Comment éviter la guerre civile ?


Retour Page d'Accueil

Retour "Vers la guerre civile ?"

Le mouvement islamiste Hamas et le Fatah de Mahmoud Abbas fourbissent leurs armes pour régler leurs différends. Les Territoires palestiniens semblent n'avoir jamais été aussi proches d'un conflit armé interne généralisé. C'est dans ce contexte qu'une rencontre de réconciliation entre Hamas et Fatah est prévue jeudi 25 mai.

"La guerre civile est une ligne jaune que personne n'oserait franchir", a déclaré le président de l'Autorité palestinienne, Mahmoud Abbas, dimanche 21 mai, à l'occasion du Forum économique mondial (WEF) sur le Moyen-Orient de Charm El-Cheikh, en Egypte, auquel il participait. Alors que dans les Territoires palestiniens la tension qui règne depuis plusieurs jours entre militants du Hamas et membres du Fatah ne fait que s'exacerber, les déclarations du président palestinien font la une de la presse palestinienne.
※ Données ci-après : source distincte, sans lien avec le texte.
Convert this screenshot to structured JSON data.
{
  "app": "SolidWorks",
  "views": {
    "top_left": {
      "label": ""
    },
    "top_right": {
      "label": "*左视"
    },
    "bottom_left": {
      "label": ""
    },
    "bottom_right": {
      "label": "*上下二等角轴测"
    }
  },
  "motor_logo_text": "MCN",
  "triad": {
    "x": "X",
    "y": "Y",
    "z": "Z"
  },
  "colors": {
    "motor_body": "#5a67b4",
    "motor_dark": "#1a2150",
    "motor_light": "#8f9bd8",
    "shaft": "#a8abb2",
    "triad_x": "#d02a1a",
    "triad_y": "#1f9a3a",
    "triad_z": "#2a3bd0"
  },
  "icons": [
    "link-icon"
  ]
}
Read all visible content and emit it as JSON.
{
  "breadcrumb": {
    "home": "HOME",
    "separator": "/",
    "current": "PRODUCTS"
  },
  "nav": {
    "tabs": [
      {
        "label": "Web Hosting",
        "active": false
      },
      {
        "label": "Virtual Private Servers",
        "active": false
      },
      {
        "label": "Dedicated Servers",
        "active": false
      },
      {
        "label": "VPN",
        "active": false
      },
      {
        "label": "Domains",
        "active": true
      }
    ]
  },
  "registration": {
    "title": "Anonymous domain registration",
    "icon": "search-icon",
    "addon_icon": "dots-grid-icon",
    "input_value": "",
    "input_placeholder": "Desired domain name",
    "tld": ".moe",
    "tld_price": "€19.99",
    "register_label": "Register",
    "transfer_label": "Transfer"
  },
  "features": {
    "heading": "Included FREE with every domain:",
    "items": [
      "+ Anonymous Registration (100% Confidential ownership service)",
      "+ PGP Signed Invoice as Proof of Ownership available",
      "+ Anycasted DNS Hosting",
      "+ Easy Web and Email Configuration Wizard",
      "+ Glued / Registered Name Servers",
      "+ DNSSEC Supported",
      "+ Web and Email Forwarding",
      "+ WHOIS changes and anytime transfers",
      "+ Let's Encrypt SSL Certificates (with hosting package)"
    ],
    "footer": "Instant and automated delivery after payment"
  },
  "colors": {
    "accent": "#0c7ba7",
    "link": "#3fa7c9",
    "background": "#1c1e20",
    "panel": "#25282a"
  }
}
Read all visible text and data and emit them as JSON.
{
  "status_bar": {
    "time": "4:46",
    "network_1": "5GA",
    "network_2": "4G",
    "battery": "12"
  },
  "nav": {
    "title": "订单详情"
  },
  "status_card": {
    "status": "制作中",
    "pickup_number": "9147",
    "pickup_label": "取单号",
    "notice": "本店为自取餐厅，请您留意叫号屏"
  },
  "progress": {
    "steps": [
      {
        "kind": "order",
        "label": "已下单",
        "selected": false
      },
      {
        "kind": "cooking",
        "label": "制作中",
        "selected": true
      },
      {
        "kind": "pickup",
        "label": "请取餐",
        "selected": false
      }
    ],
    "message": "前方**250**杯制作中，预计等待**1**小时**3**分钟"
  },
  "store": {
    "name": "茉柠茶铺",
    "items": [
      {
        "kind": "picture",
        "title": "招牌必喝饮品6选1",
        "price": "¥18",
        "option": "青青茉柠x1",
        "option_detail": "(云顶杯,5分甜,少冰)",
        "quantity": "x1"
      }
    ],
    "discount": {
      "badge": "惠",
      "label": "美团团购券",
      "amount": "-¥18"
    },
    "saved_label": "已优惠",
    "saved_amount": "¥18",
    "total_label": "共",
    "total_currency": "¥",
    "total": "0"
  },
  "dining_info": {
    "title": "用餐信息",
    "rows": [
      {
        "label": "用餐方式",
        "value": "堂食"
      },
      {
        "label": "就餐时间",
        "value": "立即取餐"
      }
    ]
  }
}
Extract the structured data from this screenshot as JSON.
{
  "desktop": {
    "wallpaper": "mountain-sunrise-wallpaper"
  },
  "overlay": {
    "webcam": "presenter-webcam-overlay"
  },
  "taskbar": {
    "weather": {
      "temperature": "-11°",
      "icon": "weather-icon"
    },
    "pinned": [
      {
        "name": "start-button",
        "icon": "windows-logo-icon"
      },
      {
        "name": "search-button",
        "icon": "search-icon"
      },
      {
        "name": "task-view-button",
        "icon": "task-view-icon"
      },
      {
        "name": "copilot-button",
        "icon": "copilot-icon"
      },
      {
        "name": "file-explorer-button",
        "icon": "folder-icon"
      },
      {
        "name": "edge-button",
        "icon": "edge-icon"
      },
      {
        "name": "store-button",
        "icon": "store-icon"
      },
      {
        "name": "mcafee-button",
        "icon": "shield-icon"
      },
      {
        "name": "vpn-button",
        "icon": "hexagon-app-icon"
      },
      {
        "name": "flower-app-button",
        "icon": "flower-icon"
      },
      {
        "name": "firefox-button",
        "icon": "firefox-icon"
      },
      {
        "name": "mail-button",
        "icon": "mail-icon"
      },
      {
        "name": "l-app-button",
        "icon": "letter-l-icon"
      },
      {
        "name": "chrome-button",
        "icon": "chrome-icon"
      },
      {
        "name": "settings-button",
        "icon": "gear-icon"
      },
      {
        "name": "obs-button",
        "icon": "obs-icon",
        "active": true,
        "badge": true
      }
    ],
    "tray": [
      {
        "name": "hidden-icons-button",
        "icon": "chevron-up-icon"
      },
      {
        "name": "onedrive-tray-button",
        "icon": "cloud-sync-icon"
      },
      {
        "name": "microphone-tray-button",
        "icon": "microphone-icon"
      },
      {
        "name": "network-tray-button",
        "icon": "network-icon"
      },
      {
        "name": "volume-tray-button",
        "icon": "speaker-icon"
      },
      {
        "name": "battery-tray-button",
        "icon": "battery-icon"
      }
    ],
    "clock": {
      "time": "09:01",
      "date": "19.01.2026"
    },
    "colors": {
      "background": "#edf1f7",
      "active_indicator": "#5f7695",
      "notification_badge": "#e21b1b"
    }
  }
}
Laquelle relève qu'"une rencontre entre factions palestiniennes aura lieu jeudi 25 mai sous les auspices du président Abbas pour mettre fin aux affrontements meurtriers à Gaza et protéger les intérêts du peuple palestinien", relate Al-Hayat Al-Jadida. Toutefois, ni le lieu de cette réunion, ni ses participants ne sont encore connus, et la bande de Gaza a été le théâtre durant le week-end de deux attaques contre des hauts responsables du Fatah et des services de sécurité, lesquels relèvent directement du président et non pas du Premier ministre, rappelle le journal palestinien.

Ainsi, le chef des renseignements palestiniens, Tarek Abou Rajab, un proche de Abbas, a été grièvement blessé samedi 20 mai par l'explosion d'une bombe dans un ascenseur et transféré dans un hôpital israélien. Le lendemain, Rachid Abou Chabak, chargé par Abbas d'assurer le commandement collectif de plusieurs services de sécurité, a échappé à un attentat à la bombe. Dans les deux cas, les services de sécurité ont accusé ouvertement le Hamas d'avoir organisé ces "tentatives d'assassinat" alors que le gouvernement dirigé par le Hamas promettait une enquête diligente.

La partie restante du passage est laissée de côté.